FREAKS
La mujer
barbuda, el gigante, el enano, la niña de las cuatro piernas… son los freaks, seres anómalos, fenómenos de la
naturaleza, bichos raros que se exhibían en los circos en tiempos pretéritos y
que se ganaban la vida explotando la malsana curiosidad y la conmiseración -cuando
no burla- del personal, que salía del encuentro asombrado al tiempo que aliviado y
reconfortado con su propia imagen de “normal”. La voz inglesa freaky ha dado lugar a nuestro friki para designar a lo que es raro o
peculiar, a menudo con un sentido entrañable de excéntrico y desprovisto del
mal rollo de la deformidad.
De freaks iba el programa de televisión que
vi el otro día. Se trata de un documental que se llama algo así como “Mi vida
con trescientos kilos” y trata de eso: de cómo es la vida cotidiana de esas
personas que pesan más de un cuarto de tonelada, como se las arreglan para
sobrevivir a la cotidianeidad y su lucha por tratar de perder peso ayudados
(imagino) por un contrato con la productora de televisión que a cambio exhibe
todos los pasos, semana a semana, mes a mes, de la tortura del sujeto y sus
cuitas con regímenes, ejercicio, visitas médicas, cirugía de reducción de
estómago, etc.
Ni que decir
tiene que la lucha de estas personas contra la báscula no es fácil.
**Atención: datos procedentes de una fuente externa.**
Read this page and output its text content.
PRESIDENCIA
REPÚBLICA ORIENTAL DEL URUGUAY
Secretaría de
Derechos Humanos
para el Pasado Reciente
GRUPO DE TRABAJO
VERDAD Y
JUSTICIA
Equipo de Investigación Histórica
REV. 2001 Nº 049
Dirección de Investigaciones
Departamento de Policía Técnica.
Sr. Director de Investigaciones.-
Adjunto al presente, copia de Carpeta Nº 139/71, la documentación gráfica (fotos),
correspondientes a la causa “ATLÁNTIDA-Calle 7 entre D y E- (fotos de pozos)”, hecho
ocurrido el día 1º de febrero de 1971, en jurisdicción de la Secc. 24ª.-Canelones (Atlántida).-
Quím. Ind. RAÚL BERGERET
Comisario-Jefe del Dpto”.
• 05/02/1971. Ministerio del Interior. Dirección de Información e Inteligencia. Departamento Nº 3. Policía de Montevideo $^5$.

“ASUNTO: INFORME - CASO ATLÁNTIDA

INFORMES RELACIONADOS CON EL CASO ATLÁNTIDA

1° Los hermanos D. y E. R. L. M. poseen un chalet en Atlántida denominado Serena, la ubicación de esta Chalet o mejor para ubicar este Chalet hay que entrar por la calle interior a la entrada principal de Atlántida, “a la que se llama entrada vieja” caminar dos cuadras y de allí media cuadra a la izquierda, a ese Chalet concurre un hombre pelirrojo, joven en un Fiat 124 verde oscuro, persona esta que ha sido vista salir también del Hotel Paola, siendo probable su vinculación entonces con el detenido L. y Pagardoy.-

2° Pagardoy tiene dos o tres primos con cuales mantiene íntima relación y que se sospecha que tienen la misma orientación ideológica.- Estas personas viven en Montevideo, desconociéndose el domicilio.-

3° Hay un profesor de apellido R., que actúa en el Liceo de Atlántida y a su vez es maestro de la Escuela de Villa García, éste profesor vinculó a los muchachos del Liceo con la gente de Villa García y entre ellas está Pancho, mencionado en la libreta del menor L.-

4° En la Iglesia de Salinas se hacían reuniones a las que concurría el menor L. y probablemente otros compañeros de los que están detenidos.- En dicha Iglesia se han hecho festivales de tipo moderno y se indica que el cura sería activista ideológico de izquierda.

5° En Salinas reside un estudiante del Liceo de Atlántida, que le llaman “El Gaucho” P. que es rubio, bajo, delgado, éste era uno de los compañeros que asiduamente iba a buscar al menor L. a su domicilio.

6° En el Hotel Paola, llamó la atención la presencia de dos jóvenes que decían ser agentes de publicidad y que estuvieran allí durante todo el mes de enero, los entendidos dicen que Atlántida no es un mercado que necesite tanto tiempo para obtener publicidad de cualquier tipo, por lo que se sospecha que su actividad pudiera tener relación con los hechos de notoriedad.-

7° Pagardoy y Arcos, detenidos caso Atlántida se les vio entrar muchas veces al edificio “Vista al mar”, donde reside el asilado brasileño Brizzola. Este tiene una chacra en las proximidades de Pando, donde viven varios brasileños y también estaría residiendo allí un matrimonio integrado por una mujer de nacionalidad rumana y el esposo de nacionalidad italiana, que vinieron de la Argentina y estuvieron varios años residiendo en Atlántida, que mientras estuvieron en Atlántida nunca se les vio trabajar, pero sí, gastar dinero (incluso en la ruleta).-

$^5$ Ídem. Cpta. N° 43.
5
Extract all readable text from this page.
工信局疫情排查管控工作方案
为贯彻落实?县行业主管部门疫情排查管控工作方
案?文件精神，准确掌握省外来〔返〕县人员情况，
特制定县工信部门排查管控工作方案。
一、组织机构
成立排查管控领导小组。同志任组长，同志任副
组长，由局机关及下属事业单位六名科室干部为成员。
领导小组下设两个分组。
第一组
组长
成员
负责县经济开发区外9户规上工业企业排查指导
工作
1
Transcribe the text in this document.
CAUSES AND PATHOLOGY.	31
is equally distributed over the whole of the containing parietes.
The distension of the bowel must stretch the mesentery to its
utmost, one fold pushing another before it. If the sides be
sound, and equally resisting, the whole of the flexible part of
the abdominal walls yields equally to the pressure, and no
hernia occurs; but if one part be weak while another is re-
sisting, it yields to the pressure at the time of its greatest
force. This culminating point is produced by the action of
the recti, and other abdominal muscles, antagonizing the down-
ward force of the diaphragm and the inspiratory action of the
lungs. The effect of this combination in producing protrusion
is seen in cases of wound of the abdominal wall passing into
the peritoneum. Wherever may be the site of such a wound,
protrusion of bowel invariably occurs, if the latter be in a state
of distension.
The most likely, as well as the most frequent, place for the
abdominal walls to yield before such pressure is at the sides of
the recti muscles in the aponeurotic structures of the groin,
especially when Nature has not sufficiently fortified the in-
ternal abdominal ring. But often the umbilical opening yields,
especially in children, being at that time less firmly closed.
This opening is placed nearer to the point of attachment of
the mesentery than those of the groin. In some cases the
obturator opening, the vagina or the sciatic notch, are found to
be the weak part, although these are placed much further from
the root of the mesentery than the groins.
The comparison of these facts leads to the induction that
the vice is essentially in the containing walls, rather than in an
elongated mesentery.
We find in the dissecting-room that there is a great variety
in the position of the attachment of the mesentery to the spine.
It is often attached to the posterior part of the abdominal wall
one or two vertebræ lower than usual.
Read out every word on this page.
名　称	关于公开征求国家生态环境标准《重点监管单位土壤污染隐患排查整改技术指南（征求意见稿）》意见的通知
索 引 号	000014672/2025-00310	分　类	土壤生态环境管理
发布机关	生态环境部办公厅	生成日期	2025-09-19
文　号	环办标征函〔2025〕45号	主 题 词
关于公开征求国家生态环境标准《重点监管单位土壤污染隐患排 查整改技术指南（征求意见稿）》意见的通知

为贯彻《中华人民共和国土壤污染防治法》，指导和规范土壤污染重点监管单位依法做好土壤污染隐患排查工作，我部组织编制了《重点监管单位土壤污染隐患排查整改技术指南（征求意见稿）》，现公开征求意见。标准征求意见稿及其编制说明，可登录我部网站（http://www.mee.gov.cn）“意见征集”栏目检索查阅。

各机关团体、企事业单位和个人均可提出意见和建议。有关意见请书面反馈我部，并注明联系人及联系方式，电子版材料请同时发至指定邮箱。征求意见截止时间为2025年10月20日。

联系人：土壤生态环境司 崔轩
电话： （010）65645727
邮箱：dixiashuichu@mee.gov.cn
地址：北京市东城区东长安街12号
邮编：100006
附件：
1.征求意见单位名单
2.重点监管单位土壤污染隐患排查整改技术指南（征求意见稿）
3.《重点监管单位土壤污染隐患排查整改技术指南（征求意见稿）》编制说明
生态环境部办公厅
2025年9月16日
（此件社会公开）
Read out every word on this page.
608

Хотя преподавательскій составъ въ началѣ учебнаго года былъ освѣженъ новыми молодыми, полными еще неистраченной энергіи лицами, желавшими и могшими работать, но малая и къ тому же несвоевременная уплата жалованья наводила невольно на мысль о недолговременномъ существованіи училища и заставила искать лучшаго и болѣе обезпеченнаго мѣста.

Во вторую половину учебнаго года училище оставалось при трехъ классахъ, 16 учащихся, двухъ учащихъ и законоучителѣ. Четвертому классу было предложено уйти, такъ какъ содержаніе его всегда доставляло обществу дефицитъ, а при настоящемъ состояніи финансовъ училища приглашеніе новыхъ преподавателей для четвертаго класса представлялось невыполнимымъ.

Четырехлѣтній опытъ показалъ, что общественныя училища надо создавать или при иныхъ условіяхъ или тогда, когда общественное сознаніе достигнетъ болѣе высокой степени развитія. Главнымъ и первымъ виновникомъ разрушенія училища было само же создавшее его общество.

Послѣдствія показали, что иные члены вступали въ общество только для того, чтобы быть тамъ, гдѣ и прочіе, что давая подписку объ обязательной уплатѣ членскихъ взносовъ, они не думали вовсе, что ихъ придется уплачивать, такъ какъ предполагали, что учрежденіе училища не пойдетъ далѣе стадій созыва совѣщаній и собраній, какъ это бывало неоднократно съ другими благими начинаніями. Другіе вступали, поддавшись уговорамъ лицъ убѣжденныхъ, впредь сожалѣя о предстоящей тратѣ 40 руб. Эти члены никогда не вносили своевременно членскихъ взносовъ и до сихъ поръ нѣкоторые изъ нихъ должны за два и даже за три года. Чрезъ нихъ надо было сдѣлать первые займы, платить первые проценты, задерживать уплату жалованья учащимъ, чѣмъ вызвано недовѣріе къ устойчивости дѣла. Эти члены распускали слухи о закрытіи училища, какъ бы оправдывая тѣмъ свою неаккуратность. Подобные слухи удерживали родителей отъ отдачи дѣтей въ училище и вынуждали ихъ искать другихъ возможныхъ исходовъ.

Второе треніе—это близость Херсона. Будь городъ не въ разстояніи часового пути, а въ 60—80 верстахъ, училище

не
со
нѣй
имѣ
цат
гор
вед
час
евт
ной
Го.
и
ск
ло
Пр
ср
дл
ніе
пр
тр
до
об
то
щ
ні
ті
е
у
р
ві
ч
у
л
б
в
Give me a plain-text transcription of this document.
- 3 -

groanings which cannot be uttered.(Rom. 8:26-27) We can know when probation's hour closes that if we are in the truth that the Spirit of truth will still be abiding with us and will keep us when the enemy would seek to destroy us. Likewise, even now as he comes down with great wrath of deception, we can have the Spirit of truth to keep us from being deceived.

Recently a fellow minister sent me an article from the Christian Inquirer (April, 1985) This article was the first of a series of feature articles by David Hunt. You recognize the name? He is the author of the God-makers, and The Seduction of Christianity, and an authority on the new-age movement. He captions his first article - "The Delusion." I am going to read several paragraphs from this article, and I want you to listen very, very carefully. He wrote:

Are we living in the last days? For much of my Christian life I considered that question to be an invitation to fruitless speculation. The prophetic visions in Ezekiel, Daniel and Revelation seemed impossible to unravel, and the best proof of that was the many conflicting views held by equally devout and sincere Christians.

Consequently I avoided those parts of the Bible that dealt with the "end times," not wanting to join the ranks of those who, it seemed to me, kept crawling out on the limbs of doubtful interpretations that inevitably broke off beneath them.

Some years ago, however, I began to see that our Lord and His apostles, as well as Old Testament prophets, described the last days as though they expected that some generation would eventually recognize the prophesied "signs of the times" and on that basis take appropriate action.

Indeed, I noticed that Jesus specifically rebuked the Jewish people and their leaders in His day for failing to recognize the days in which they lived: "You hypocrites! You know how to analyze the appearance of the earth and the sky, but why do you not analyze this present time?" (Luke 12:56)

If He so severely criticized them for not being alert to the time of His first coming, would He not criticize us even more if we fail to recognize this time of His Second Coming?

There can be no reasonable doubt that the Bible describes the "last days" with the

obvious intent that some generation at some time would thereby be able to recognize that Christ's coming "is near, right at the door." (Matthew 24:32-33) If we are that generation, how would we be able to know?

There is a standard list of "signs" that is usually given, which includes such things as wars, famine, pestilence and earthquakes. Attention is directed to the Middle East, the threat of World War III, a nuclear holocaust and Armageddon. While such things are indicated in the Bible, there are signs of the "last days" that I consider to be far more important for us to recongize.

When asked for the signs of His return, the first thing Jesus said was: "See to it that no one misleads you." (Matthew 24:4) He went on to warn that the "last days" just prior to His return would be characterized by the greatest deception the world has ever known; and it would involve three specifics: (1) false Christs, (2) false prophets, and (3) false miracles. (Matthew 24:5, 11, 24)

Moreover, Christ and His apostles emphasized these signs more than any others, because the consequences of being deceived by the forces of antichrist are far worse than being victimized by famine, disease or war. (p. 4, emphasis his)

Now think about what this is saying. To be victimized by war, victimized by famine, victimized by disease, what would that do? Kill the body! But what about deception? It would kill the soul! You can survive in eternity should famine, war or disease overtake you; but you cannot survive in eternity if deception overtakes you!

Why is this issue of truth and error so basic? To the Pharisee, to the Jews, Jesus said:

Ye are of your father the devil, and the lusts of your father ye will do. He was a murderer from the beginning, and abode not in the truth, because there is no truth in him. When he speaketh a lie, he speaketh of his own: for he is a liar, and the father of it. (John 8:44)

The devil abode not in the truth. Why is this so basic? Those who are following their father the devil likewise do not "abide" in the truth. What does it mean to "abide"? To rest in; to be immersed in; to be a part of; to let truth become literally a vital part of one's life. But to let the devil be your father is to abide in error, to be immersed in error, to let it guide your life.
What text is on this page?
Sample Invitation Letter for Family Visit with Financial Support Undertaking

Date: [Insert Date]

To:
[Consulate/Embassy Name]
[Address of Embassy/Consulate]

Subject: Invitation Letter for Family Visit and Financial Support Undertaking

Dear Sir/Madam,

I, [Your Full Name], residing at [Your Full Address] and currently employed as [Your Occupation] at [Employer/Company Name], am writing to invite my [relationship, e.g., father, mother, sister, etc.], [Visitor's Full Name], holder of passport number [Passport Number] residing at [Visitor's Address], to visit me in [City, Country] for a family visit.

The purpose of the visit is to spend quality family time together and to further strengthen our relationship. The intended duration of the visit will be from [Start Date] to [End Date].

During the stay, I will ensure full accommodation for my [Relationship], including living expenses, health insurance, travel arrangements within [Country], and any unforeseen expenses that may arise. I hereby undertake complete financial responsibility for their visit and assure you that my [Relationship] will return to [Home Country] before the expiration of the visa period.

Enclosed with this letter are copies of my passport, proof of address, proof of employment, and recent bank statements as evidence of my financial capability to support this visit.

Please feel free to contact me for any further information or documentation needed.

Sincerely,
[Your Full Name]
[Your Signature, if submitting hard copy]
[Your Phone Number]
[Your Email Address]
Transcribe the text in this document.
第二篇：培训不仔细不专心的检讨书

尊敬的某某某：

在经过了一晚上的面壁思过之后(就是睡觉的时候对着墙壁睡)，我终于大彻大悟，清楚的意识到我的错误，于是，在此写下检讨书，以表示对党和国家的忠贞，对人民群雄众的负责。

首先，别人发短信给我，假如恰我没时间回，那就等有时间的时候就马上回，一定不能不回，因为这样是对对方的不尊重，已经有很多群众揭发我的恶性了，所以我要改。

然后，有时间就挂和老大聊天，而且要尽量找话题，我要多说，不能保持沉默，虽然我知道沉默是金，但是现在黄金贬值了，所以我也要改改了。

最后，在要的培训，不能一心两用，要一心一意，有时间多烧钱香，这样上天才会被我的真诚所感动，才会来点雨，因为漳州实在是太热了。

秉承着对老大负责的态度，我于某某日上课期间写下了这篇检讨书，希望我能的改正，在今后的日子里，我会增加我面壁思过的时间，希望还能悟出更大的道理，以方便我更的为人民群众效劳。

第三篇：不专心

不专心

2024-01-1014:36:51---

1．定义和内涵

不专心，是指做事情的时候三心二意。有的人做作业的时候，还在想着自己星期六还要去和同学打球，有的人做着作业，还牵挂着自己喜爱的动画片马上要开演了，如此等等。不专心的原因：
Es algo
titánico y cruel. Sus enormes cuerpos –por la cantidad de tejido que tienen-
demandan una cantidad de comida fabulosa y negárselo supone una tortura
considerable, de la misma manera que el ejercicio, que para nosotros puede ser
incómodo, para quien tiene que mover trescientos kilos se convierte en un
esfuerzo agónico. El caso que vi se
trataba de un muchacho de 27 o 37 años (no lo oí bien), de Texas, que tras
perder unos 40 kilos tras un régimen severo fue aceptado para que se le hiciera
una operación de reducción de estómago. El chico, que ya había visto morir a su
padre y a su hermana a causa de la obesidad mórbida se avino a intentar cambiar
su fatal destino de muerte prematura. En el documental se aprecian algunos
rasgos de la vida americana. El principal es que allí, en el Medio Oeste la
gente no camina. Nunca. Van en coche a todos lados: al supermercado y al
médico; a la copistería y a la farmacia; a la oficina de correos y a la
iglesia. En un momento dado y para cumplimentar el programa de ejercicio que le
habían marcado, el chico va a la piscina a hacer gimnasia acuática y a
practicar golf… en coche. Allí, en el parking del campo de golf le esperaba el
instructor que, en un cochecito eléctrico, le llevaba al terreno en dónde
practicar el putt… Y eso era todo el
ejercicio: coche al campo, cochecito eléctrico al lugar de entrenamiento y
golpecitos en el green.
Lo cierto es
que el hombre perdió unos noventa o cien kilos a lo largo de los meses que
cubría el programa y en varias ocasiones declaró sentirse muy orgulloso de sí
mismo por lo conseguido. No seré yo quien dé un golpe a la autoestima del tipo,
pero mi objeción es: ¿cómo ha
podido llegar ahí? El programa empieza presentándonos a una
persona de 300 kilos, pero es porque en etapas anteriores de su vida ha pesado
90, 100, 120, 150… sin poner remedio. Por los años de los años. ¿Cómo puede
alguien llegar a un estado que le impide caminar y casi moverse sin haber
tomado medidas a mitad del camino? Quizá tú, lector, tengas problema de sobrepeso
o lo tiene alguien próximo a ti. Normalmente, las personas cuando pasan de los
90 o los cien, sienten que les saltan las alarmas y se lanzan a la lucha tozuda
e incómoda contra la báscula. Por estética, por miedo a la diabetes, por
preservar la facultad de poder andar, por sus articulaciones, por autonomía,
por amor propio, por lealtad y servicio a los suyos, por sentido común y porque
una cosa estar gordito y otra ser una ballena. Y créanme: por lo que he visto
en gente conocida y por lo que vi en el programa de la tele, es más fácil
luchar contra la gordura a los cien que a los trescientos. Feliz Navidad.